M. maripaludis has been genetically altered to produce non-native, desired products, such as geraniol and polyhydroxybutyrate. M. maripaludis can be used to sequence a variety of promoters and ribosome-binding sites using CRISPR/Cas9 technology.[23] Large deletions in the DNA can also be facilitated by a CRISPR/Cas9 system specifically designed for a strain named S0001.
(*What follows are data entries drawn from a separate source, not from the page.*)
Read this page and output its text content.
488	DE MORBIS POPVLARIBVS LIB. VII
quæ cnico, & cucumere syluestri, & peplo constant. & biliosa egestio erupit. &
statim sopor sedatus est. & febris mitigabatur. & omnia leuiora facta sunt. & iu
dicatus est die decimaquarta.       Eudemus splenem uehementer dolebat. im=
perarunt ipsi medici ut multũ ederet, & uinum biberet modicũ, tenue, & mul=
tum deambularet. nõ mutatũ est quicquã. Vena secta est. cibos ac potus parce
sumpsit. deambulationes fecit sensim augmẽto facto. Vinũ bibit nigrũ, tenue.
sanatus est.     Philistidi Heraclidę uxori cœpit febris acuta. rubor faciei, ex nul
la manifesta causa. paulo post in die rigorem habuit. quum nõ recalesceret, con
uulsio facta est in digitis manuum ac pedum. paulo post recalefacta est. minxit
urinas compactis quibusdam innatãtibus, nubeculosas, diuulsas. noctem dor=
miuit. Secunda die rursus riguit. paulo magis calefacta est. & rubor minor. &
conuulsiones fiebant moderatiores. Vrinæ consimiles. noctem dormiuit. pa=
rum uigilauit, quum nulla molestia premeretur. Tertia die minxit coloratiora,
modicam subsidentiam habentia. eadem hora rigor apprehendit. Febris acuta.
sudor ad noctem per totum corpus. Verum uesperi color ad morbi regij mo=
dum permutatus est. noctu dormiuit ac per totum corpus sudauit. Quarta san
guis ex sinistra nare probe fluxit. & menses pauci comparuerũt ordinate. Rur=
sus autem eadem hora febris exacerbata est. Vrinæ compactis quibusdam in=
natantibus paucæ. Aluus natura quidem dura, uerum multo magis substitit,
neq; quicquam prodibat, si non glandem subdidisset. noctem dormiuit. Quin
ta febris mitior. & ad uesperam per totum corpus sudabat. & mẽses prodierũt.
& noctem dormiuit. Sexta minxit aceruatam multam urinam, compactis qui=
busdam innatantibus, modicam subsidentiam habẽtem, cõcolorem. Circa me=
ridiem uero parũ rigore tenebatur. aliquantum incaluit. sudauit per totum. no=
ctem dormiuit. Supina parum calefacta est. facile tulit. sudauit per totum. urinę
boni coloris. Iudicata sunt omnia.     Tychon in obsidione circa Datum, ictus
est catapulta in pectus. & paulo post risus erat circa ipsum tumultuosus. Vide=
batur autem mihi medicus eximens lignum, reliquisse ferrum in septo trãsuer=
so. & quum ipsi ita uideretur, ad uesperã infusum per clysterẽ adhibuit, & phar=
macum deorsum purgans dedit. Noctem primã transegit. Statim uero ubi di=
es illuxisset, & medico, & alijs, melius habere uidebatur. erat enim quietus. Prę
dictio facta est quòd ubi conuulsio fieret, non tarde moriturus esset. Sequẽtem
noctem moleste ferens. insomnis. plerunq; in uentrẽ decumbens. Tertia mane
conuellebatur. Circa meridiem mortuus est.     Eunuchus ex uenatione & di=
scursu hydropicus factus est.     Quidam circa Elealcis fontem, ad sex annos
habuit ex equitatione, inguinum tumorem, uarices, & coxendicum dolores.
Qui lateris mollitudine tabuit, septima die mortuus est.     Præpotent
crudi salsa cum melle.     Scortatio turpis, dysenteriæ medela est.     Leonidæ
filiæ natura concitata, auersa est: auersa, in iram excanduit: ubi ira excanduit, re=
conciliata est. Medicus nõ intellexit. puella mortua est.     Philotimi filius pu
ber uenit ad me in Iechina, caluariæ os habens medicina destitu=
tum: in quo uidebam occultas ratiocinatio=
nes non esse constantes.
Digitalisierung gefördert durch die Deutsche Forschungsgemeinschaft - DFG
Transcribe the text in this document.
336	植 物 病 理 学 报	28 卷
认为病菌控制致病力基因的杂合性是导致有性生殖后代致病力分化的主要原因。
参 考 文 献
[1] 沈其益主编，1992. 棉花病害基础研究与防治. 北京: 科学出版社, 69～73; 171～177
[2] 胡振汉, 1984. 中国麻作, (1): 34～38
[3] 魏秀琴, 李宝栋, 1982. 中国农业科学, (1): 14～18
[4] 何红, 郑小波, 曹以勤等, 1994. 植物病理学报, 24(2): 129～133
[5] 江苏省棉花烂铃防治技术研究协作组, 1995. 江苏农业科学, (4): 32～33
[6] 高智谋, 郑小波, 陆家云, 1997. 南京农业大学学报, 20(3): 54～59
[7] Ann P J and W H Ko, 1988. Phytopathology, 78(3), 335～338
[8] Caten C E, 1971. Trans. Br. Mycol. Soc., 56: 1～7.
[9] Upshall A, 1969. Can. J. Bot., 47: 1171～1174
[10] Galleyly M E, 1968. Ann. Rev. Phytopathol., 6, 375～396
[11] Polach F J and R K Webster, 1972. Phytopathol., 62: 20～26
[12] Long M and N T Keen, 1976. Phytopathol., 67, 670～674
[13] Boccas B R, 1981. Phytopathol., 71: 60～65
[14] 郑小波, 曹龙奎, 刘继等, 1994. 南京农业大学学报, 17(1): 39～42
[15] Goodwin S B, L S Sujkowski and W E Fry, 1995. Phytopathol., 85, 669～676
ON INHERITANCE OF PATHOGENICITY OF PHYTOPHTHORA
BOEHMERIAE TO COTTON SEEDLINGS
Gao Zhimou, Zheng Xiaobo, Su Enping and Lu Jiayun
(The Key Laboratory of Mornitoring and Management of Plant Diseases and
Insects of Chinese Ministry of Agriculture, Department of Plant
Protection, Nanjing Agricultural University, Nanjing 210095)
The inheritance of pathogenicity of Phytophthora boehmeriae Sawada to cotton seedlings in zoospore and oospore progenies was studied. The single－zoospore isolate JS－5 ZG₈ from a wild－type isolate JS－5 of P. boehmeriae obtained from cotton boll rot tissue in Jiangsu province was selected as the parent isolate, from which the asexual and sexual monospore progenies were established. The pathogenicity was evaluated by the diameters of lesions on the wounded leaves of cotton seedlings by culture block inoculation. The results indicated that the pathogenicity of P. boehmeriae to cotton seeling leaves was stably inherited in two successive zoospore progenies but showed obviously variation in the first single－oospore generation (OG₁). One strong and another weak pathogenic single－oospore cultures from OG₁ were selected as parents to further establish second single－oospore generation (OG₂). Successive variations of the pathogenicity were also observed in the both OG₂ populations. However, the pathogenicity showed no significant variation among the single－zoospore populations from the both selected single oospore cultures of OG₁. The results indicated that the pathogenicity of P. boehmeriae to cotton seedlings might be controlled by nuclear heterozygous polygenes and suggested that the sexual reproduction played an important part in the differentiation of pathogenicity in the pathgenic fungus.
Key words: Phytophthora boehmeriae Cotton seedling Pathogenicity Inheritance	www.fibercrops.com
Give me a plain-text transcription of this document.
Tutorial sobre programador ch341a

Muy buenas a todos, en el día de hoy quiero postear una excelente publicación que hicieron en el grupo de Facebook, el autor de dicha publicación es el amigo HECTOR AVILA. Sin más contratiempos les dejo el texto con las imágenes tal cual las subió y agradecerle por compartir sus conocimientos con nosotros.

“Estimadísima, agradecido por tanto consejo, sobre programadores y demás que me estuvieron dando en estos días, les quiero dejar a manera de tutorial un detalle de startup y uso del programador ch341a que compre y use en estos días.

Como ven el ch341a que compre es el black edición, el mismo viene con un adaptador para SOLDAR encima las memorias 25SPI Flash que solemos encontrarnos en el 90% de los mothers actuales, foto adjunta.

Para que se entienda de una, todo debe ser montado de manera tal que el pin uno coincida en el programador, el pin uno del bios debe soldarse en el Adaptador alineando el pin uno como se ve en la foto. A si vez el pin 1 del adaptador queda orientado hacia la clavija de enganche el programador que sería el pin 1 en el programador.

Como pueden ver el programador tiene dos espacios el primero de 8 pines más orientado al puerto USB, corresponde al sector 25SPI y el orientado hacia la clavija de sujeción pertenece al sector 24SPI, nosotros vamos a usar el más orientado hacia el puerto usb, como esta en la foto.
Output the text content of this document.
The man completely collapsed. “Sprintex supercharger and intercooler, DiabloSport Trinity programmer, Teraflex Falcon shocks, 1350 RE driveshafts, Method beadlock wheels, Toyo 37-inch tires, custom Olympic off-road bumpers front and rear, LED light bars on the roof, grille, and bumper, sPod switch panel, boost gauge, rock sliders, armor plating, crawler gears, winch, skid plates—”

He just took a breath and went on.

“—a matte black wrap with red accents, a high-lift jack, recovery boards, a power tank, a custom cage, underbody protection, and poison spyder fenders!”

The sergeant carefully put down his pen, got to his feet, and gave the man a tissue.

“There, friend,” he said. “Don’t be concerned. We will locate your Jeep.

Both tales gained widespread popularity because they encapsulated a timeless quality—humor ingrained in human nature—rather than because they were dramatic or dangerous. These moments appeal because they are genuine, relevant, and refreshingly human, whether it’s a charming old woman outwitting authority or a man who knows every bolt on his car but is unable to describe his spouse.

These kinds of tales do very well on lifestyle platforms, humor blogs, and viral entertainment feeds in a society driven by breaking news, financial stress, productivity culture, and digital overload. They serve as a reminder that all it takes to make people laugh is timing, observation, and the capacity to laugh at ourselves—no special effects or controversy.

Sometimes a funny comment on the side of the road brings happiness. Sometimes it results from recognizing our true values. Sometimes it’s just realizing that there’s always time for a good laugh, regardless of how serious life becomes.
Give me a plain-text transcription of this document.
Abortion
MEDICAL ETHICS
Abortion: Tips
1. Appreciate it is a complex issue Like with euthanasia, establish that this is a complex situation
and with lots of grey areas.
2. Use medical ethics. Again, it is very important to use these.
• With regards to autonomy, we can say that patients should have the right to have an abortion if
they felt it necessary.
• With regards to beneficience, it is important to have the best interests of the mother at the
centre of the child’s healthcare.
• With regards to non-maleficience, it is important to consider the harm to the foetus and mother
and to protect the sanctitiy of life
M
Methanogens play important roles in waste water treatment, carbon conversion, hydrogen production, and many other environmental processes. In terms of waste water treatment, methanogens have been used to anaerobically degrade waste into methane utilizing a symbiotic relationship with syntrophic bacteria. M. maripaludis, in addition to other methanogens, has the potential for generating fuels, such as methane and methanol, from CO2 emissions due to native CO2 uptake. CO2 emissions are currently one of the leading sources of global warming. The ability of M. maripaludis to uptake CO2 from the environment in the presence of N2 allows for a potential route for conversion of CO2 emissions to a useful fuel like methane. It is able to capture and convert CO2 from power and chemical plant emissions as well. Despite the many potential applications, the need for large amounts of hydrogen is an issue with using any methanogen for biomethane production.